Last Monday, Health Minister Joe Cassar announced that he would consider ‘substantial changes’ to the primary healthcare reform bill he himself had proposed some weeks earlier.
This was a momentous decision, as it clearly delineated the narrow boundaries within which the present administration is being forced to operate. With at least one Nationalist backbencher threatening to vote against the reform, Gonzi was left with no option but to bow to pressure and reconsider his health minister’s proposals.
The political implications are clear for all to see. Less immediately clear, however, are the possible future consequences for a national public health service that most would agree is utterly unaffordable in its present form.
The discordant reality of Cassar’s aborted proposal is that it reflects one of two possibilities: either that the NHS must be buttressed by a stronger primary health gatekeeper, that filters patients out to avoid the twin problems of overcrowding and understaffing; or else, that the government is not willing to invest further in an expensive service, and therefore prefers to make patients pay for it through their GPs.

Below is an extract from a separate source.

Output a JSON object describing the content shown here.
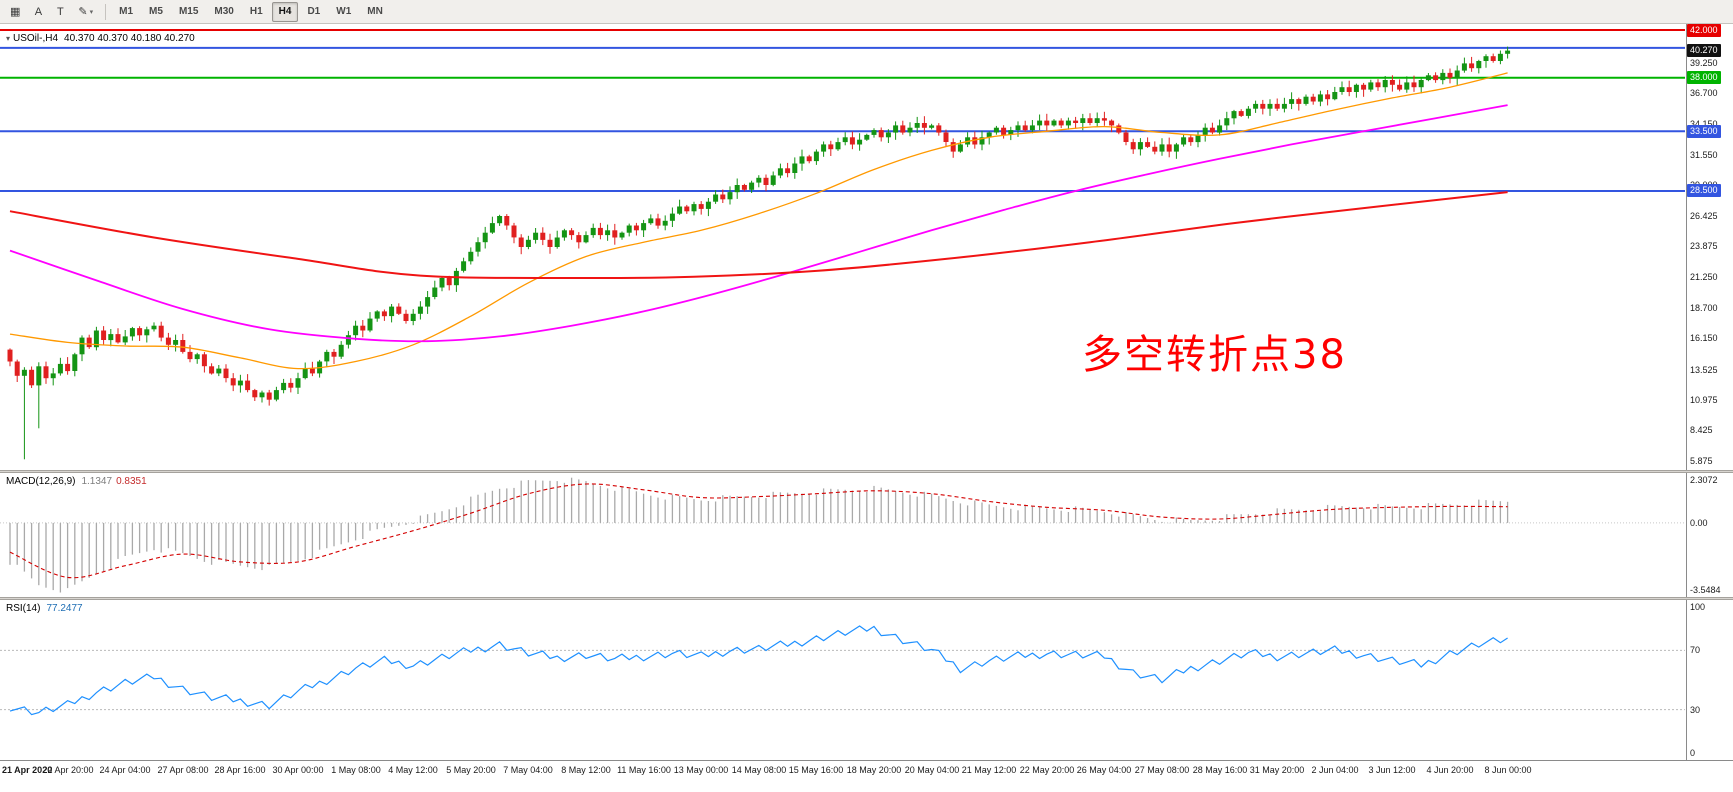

In either scenario, it is money that underpins the great health conundrum. Clearly, the existing system does not represent a judicious application of public funds: both because of patients’ dependence on a general hospital for minor treatments (a dependence ironically encouraged by the present government before the last election), and also on account of the plethora of services and expensive medicinals generously dispensed to taxpayers for free.
Cassar’s reform addresses this issue by encouraging patients to visit their GPs instead of availing of regional polyclinics of a general hospital. In a recent interview, he went through great pains to explain why the government had chosen this approach, rather than reinforcing the existing service with an IT infrastructure that would enable the exchanging of health records. But why should taxpayers, whose monies contributed to the construction of a €1 billion state-of-the-art hospital, suddenly be turned away from availing themselves of this same hospital’s services?
Cassar’s argument was that more patients should be seen by private GPs anyway, and that these would additionally serve as a precautionary buffer to reduce the prospect of future morbidity. This in itself is a rational argument – indeed, it was precisely how the earlier system of District Medical Officers was intended to function – but there is of course a price to pay. Private GPs do not offer their services for free, and if the reform bill went through as first proposed, it would have spelt the end to ‘free health for all’.
Patient registration was another major plank of the reform: one which will hopefully be retained, as it is by far the bill’s most attractive aspect. The idea is ultimately to network the system by means of electronic transferral of medical records, so that patients (regardless of which doctor they are seen by) will have their medical histories available for other doctors to examine, thus ensuring better continuity of care.
This is all well and good, but Cassar has so far failed to explain why this has never been attempted within the public sector in its present form. After all, the use of information technology to link polyclinic records does not depend on a system of referrals by GPs, and therefore does not justify the apparent ‘privatisation’ of the service. Why should private doctors suddenly supplant the polyclinics, which provide minor emergency treatment on a 24/7 basis? And how does this direction in healthcare tally with the prime minister’s irrevocable commitment to free health?
Cassar claims that the success of primary health reform lies in a durable doctor-patient relationship. But this argument is in itself debatable, and differing views consider the electronic exchange of medical histories a far superior end to that of having patients pay their GPs before walking into a public hospital of their accord.
This policy direction is not just a concern for low-income earners, who are dependant on the regional polyclinics and the general hospital for their everyday healthcare needs. After all, the reform envisages subsidising these very groups to turn to private GPs. It is also the middle-income earners, accustomed as they are to a hybrid system of public and private healthcare, who may not want to rely solely on private GPs, especially in the prevailing economic conditions.
Moreover, the proposed reform does not answer Malta’s healthcare needs by tackling its root problem: money. While the prime minister declares his undying commitment to free healthcare, and opposes any levying of fees on minor services, he appears to be backing a health reform that will de facto make patients pay for services they currently take for granted.
From this perspective it is perhaps no bad thing that government has chosen to reconsider the reform bill... even if for all the wrong reasons.